The certificate must be completed and signed by the exporter. The CFIA is not involved in issuing the certificate of origin. However, blank certificates of origin for both tomatoes and peppers are available from local CFIA offices and grower associations.

If a shipment contains both tomatoes and peppers, a separate certificate of origin must be provided for each commodity. Exporters should keep copies of all their certificates of origin and associated documentation (for example, invoices, packing slips, etc.) for verification purposes.
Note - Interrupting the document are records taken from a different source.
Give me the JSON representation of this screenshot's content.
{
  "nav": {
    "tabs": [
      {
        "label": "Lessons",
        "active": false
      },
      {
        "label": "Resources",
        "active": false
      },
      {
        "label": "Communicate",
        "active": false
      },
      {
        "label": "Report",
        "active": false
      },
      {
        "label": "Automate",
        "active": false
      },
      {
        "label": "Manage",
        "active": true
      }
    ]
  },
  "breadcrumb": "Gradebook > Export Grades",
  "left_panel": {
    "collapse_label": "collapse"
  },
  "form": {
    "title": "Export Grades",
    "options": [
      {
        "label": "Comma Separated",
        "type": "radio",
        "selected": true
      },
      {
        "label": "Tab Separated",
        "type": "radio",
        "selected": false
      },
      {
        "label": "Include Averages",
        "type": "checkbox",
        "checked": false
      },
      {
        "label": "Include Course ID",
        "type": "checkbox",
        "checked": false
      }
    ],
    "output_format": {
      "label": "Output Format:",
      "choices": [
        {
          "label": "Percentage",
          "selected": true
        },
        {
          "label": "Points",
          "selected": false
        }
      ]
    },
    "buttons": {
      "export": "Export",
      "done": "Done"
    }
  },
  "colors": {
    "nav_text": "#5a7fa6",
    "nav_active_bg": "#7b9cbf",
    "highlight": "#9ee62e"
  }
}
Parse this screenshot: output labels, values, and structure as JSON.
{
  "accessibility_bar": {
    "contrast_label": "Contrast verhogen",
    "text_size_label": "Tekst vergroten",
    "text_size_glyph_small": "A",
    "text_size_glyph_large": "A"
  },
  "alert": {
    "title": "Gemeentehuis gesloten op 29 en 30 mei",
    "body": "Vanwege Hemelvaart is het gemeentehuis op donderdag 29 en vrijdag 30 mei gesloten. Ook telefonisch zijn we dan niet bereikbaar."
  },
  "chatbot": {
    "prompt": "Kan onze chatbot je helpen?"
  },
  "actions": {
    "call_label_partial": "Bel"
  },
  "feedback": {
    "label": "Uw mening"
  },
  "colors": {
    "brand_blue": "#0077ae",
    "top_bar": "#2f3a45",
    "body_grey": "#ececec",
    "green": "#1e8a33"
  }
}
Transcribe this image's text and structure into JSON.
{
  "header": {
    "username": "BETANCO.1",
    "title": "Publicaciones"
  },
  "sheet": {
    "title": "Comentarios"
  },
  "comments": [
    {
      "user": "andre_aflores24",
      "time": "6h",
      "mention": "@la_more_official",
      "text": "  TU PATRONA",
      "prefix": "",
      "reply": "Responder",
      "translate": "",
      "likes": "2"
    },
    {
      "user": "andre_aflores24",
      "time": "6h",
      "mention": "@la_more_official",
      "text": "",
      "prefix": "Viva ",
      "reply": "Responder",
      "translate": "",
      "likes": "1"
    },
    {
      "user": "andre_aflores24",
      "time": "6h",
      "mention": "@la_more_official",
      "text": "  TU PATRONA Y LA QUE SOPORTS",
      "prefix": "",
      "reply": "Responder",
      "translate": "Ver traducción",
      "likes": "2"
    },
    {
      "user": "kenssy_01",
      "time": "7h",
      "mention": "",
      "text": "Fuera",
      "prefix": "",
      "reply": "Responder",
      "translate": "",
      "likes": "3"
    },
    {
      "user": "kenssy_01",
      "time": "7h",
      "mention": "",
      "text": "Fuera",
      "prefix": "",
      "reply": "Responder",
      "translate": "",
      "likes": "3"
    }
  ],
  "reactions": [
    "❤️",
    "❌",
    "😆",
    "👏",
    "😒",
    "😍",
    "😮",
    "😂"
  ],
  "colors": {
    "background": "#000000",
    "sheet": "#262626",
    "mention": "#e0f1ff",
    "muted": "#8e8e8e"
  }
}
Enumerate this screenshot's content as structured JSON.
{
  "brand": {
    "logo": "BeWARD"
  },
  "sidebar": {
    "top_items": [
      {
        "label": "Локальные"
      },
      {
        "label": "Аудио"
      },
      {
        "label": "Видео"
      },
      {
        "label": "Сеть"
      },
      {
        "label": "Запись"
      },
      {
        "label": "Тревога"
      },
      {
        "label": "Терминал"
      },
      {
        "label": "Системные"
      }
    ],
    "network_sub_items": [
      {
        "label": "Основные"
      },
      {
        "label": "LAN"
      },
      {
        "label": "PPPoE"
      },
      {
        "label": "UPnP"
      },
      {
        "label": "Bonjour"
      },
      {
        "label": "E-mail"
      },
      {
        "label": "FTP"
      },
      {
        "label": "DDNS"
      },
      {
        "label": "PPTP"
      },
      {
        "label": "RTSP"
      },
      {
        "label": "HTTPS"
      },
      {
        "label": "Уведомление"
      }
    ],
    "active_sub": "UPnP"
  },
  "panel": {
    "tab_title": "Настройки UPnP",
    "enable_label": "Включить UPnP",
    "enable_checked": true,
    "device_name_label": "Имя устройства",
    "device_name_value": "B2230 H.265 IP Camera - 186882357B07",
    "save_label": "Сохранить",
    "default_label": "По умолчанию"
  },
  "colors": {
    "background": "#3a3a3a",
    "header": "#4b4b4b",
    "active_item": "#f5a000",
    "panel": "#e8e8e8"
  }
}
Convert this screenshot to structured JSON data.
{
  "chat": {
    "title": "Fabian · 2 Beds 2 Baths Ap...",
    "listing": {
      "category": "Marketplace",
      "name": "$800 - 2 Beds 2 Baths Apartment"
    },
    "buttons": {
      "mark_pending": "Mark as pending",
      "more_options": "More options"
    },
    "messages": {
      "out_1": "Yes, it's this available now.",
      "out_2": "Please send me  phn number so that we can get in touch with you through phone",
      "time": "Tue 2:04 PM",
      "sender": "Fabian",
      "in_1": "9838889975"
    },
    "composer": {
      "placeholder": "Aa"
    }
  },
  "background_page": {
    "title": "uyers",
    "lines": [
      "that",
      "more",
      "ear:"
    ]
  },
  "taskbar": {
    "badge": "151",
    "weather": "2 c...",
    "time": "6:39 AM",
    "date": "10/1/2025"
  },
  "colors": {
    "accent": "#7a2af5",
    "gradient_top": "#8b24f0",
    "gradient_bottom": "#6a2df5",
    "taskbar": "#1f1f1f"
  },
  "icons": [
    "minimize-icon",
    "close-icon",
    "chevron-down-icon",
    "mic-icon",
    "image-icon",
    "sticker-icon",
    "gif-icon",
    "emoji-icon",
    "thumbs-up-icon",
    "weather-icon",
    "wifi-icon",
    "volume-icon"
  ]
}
Tomato leafminer is a damaging insect pest that is rapidly spreading in several countries. As a result, tomato leafminer is now a regulated pest in Canada. Fresh tomatoes entering Canada must meet Canada's import requirements, as described in policy directive D-10-01. However, any tomatoes entering Canada from a country regulated for tomato leafminer do not meet U.S. import requirements and are, therefore, not allowed to be re-exported to U.S. The USDA's import requirements for fresh tomatoes are available on the USDA website.

The CFIA will continue working towards a harmonized regulatory approach with the U.S. to minimize trade barriers between our two countries.